Recent critiques of reinforcement learning in language models suggest that algorithms like PPO and DPO can introduce a "style over substance" bias, leading models to perform well on benchmarks without truly solving the task (Park et al., 2024; Singhal et al., 2023).

In response to these concerns, we introduce a style-controlled variant of our dataset to probe reward model biases toward response style.

We follow the style-control design from Chatbot Arena (Chiang et al., 2024; LMSYS, 2024), considering two style features: Length and Markdown formatting.

Responses are categorized into three types based on these features: 1) y ∅: Short, concise responses containing only key information. 2) y L : Detailed responses in plain text. 3) y L,M: Detailed, informative responses with Markdown formatting.

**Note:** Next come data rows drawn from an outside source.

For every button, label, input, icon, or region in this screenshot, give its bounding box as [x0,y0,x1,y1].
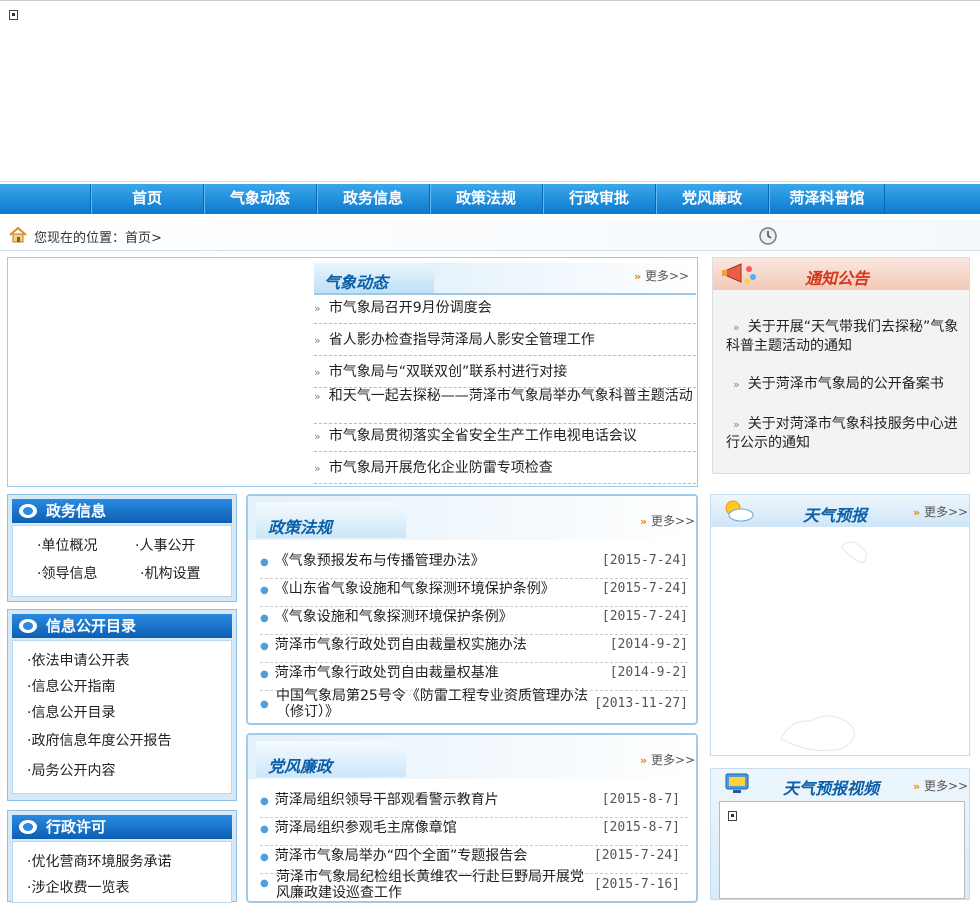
party-panel: 党风廉政 » 更多>> ● 菏泽局组织领导干部观看警示教育片 [2015-8-7] … [246,733,698,903]
open-catalog-header: 信息公开目录 [12,614,232,638]
notice-item[interactable]: » 关于开展“天气带我们去探秘”气象科普主题活动的通知 [726,318,964,355]
broken-image-icon [728,811,737,821]
table-row[interactable]: ● 中国气象局第25号令《防雷工程专业资质管理办法（修订）》 [2013-11-27… [260,688,688,722]
nav-admin-approval[interactable]: 行政审批 [542,184,655,214]
site-banner [0,0,980,182]
forecast-video-more[interactable]: » 更多>> [913,777,968,794]
table-row[interactable]: ● 《气象设施和气象探测环境保护条例》 [2015-7-24] [260,606,688,635]
gov-info-icon [19,504,37,518]
list-item[interactable]: » 省人影办检查指导菏泽局人影安全管理工作 [314,329,696,356]
table-row[interactable]: ● 菏泽局组织参观毛主席像章馆 [2015-8-7] [260,817,688,846]
notice-item[interactable]: » 关于对菏泽市气象科技服务中心进行公示的通知 [726,415,964,452]
list-item[interactable]: » 市气象局开展危化企业防雷专项检查 [314,457,696,484]
table-row[interactable]: ● 菏泽市气象行政处罚自由裁量权实施办法 [2014-9-2] [260,634,688,663]
open-catalog-list: ·依法申请公开表 ·信息公开指南 ·信息公开目录 ·政府信息年度公开报告 ·局务… [12,640,232,794]
nav-party[interactable]: 党风廉政 [655,184,768,214]
breadcrumb-text: 您现在的位置：首页> [34,231,162,246]
weather-news-header: 气象动态 » 更多>> [314,263,696,295]
party-header: 党风廉政 » 更多>> [248,735,696,779]
catalog-item[interactable]: ·信息公开指南 [27,676,115,696]
forecast-title: 天气预报 [803,506,868,525]
list-item[interactable]: » 和天气一起去探秘——菏泽市气象局举办气象科普主题活动 [314,387,696,424]
weather-news-list: » 市气象局召开9月份调度会 » 省人影办检查指导菏泽局人影安全管理工作 » 市气象局… [314,295,696,485]
list-item[interactable]: » 市气象局与“双联双创”联系村进行对接 [314,361,696,388]
table-row[interactable]: ● 菏泽市气象局纪检组长黄维农一行赴巨野局开展党风廉政建设巡查工作 [2015-7-… [260,869,688,903]
forecast-panel: 天气预报 » 更多>> [710,494,970,756]
admin-permit-panel: 行政许可 ·优化营商环境服务承诺 ·涉企收费一览表 [7,810,237,903]
admin-permit-list: ·优化营商环境服务承诺 ·涉企收费一览表 [12,841,232,903]
table-row[interactable]: ● 《气象预报发布与传播管理办法》 [2015-7-24] [260,550,688,579]
notice-header: 通知公告 [713,258,969,290]
catalog-item[interactable]: ·依法申请公开表 [27,650,129,670]
gov-info-panel: 政务信息 ·单位概况 ·人事公开 ·领导信息 ·机构设置 [7,494,237,602]
policy-title: 政策法规 [268,518,333,537]
weather-news-panel: 气象动态 » 更多>> » 市气象局召开9月份调度会 » 省人影办检查指导菏泽局人影… [7,257,698,487]
open-catalog-panel: 信息公开目录 ·依法申请公开表 ·信息公开指南 ·信息公开目录 ·政府信息年度公… [7,609,237,801]
list-item[interactable]: » 市气象局贯彻落实全省安全生产工作电视电话会议 [314,425,696,452]
breadcrumb: 您现在的位置：首页> [0,220,980,251]
gov-info-item[interactable]: ·领导信息 [37,563,97,583]
party-more[interactable]: » 更多>> [640,751,695,768]
policy-panel: 政策法规 » 更多>> ● 《气象预报发布与传播管理办法》 [2015-7-24] … [246,494,698,725]
gov-info-item[interactable]: ·人事公开 [135,535,195,555]
gov-info-item[interactable]: ·单位概况 [37,535,97,555]
gov-info-list: ·单位概况 ·人事公开 ·领导信息 ·机构设置 [12,525,232,597]
forecast-video-title: 天气预报视频 [783,779,880,798]
party-title: 党风廉政 [268,757,333,776]
nav-home[interactable]: 首页 [90,184,203,214]
video-player[interactable] [719,801,965,899]
catalog-icon [19,619,37,633]
megaphone-icon [722,263,756,284]
table-row[interactable]: ● 《山东省气象设施和气象探测环境保护条例》 [2015-7-24] [260,578,688,607]
nav-science-museum[interactable]: 菏泽科普馆 [768,184,885,214]
forecast-more[interactable]: » 更多>> [913,503,968,520]
forecast-video-header: 天气预报视频 » 更多>> [711,769,969,799]
notice-panel: 通知公告 » 关于开展“天气带我们去探秘”气象科普主题活动的通知 » 关于菏泽市气象… [712,257,970,474]
clock-icon [759,227,777,245]
forecast-header: 天气预报 » 更多>> [711,495,969,527]
table-row[interactable]: ● 菏泽局组织领导干部观看警示教育片 [2015-8-7] [260,789,688,818]
nav-policy[interactable]: 政策法规 [429,184,542,214]
nav-weather-news[interactable]: 气象动态 [203,184,316,214]
permit-item[interactable]: ·涉企收费一览表 [27,877,129,897]
sun-cloud-icon [725,500,754,522]
monitor-icon [725,773,749,793]
table-row[interactable]: ● 菏泽市气象行政处罚自由裁量权基准 [2014-9-2] [260,662,688,691]
permit-icon [19,820,37,834]
weather-news-more[interactable]: » 更多>> [634,267,689,284]
gov-info-item[interactable]: ·机构设置 [140,563,200,583]
policy-more[interactable]: » 更多>> [640,512,695,529]
forecast-map [780,541,867,752]
permit-item[interactable]: ·优化营商环境服务承诺 [27,851,171,871]
home-icon [9,226,27,243]
catalog-item[interactable]: ·信息公开目录 [27,702,115,722]
broken-image-icon [9,10,18,20]
notice-item[interactable]: » 关于菏泽市气象局的公开备案书 [726,375,964,394]
catalog-item[interactable]: ·政府信息年度公开报告 [27,730,171,750]
admin-permit-header: 行政许可 [12,815,232,839]
nav-gov-info[interactable]: 政务信息 [316,184,429,214]
main-nav: 首页 气象动态 政务信息 政策法规 行政审批 党风廉政 菏泽科普馆 [0,184,980,214]
catalog-item[interactable]: ·局务公开内容 [27,760,115,780]
gov-info-header: 政务信息 [12,499,232,523]
forecast-video-panel: 天气预报视频 » 更多>> [710,768,970,900]
policy-header: 政策法规 » 更多>> [248,496,696,540]
weather-news-title: 气象动态 [324,273,389,292]
list-item[interactable]: » 市气象局召开9月份调度会 [314,297,696,324]
notice-title: 通知公告 [805,269,870,288]
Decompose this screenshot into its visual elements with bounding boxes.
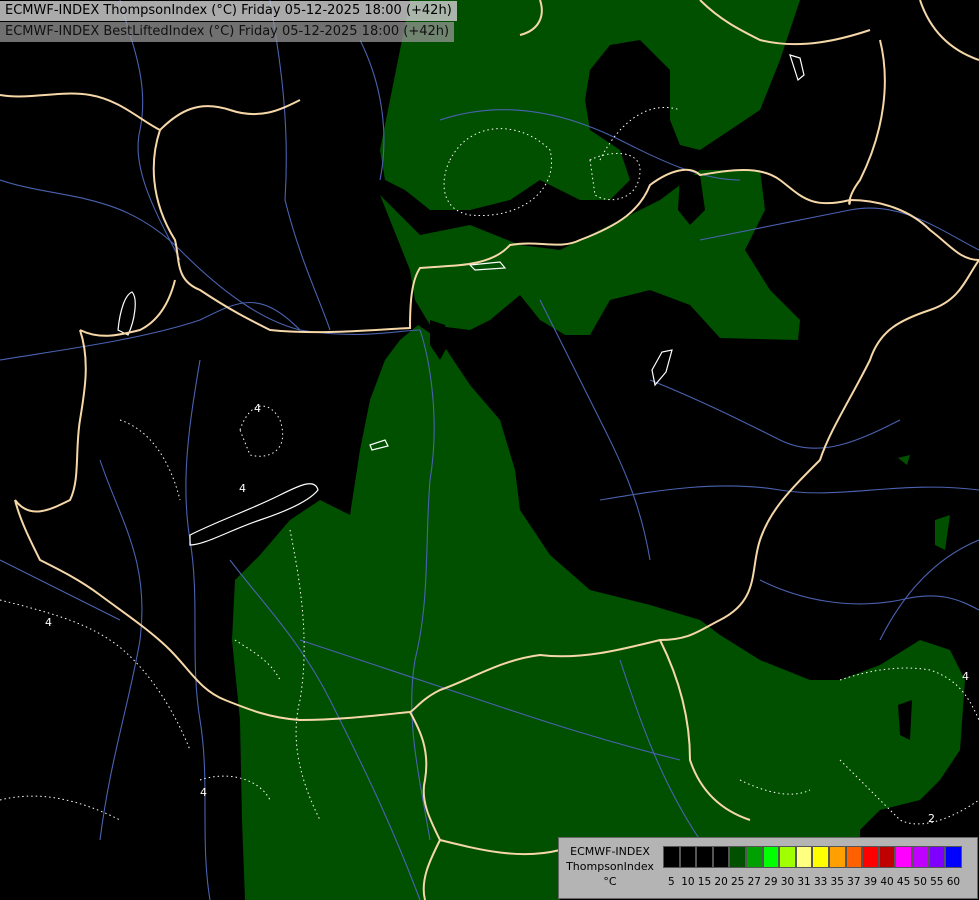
legend-tick: 5 — [667, 876, 675, 888]
legend-tick: 10 — [681, 876, 695, 888]
contour-label: 4 — [239, 482, 246, 495]
contour-label: 2 — [928, 812, 935, 825]
map-title-thompson: ECMWF-INDEX ThompsonIndex (°C) Friday 05… — [0, 1, 457, 21]
legend-tick: 60 — [946, 876, 961, 888]
legend-tick: 50 — [913, 876, 927, 888]
legend-color-box — [945, 846, 962, 868]
legend-tick: 25 — [730, 876, 745, 888]
contour-label: 4 — [45, 616, 52, 629]
legend-color-box — [679, 846, 697, 868]
legend-color-box — [696, 846, 713, 868]
legend-tick: 30 — [780, 876, 795, 888]
legend-color-box — [911, 846, 929, 868]
legend-tick: 31 — [797, 876, 811, 888]
legend-variable: ThompsonIndex — [566, 860, 654, 873]
legend-tick-labels: 5 10 15 20 25 27 29 30 31 33 35 37 39 40 45 50 55 60 — [663, 876, 962, 888]
contour-label: 4 — [962, 670, 969, 683]
legend-color-box — [745, 846, 763, 868]
legend-tick: 33 — [813, 876, 828, 888]
legend-tick: 39 — [863, 876, 878, 888]
legend-color-box — [812, 846, 829, 868]
legend-color-box — [862, 846, 879, 868]
legend-color-box — [762, 846, 780, 868]
contour-label: 4 — [200, 786, 207, 799]
legend-label: ECMWF-INDEX ThompsonIndex °C — [561, 844, 659, 889]
legend-tick: 15 — [697, 876, 712, 888]
thompson-index-map: 4 4 4 4 4 2 — [0, 0, 979, 900]
legend-tick: 29 — [764, 876, 778, 888]
legend-color-box — [845, 846, 863, 868]
color-legend: ECMWF-INDEX ThompsonIndex °C 5 10 15 20 25 27… — [558, 837, 978, 899]
legend-color-box — [663, 846, 680, 868]
legend-color-box — [795, 846, 813, 868]
legend-tick: 35 — [830, 876, 844, 888]
legend-tick: 37 — [847, 876, 861, 888]
legend-tick: 20 — [714, 876, 728, 888]
legend-tick: 55 — [930, 876, 944, 888]
legend-unit: °C — [603, 875, 617, 888]
legend-tick: 40 — [880, 876, 894, 888]
legend-color-box — [779, 846, 796, 868]
legend-color-box — [712, 846, 730, 868]
contour-label: 4 — [254, 402, 261, 415]
legend-color-box — [895, 846, 912, 868]
legend-color-boxes — [663, 846, 962, 868]
legend-product: ECMWF-INDEX — [570, 845, 650, 858]
legend-color-box — [878, 846, 896, 868]
map-title-bestlifted: ECMWF-INDEX BestLiftedIndex (°C) Friday … — [0, 22, 455, 42]
legend-tick: 45 — [896, 876, 911, 888]
legend-tick: 27 — [747, 876, 761, 888]
legend-color-box — [928, 846, 946, 868]
legend-color-box — [729, 846, 746, 868]
legend-color-box — [828, 846, 846, 868]
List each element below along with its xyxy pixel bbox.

For each prompt x, we compare the chosen and rejected responses across three style levels: concise y ∅, detailed y L , and detailed with Markdown formatting y L,M.

 

This allows us to evaluate reward models’ ability to distinguish between chosen and rejected responses independently of stylistic differences.

 

To systematically evaluate reward models and minimize interference from style, we organize the results into a 3×3 matrix, referred to as the Style-Substance Evaluation Matrix.

 

Figure 2 provides an example of this matrix for the sfairXC/FsfairX-LLaMA3-RM-v0.1 reward model in the chat domain.

 

The rows represent chosen responses with different styles, and the columns represent rejected responses with different styles.

 

Diagonal elements compare responses with the same style, while off-diagonal elements compare responses with differing levels of detail and formatting. From this matrix, we derive three accuracy metrics:

 

• Easy Accuracy: The average of the lower triangle, represents the reward model’s ability to detect substance when style cues are present.

 

• Normal Accuracy: The average of the diagonal elements, reflects the model’s ability to assess substance when both responses share the same style.

 

• Hard Accuracy: The average of the upper triangle, measuring the model’s capacity to identify the better response based purely on substance, even when the rejected response has a more favorable style.

 

These metrics are calculated for the four domains: Chat, Safety, Code, and Math, resulting in domainspecific metrics such as Chat Normal Accuracy or Safety Hard Accuracy.

 

Additionally, we compute the Average Accuracy across all domains to provide an overall performance metric for the reward model.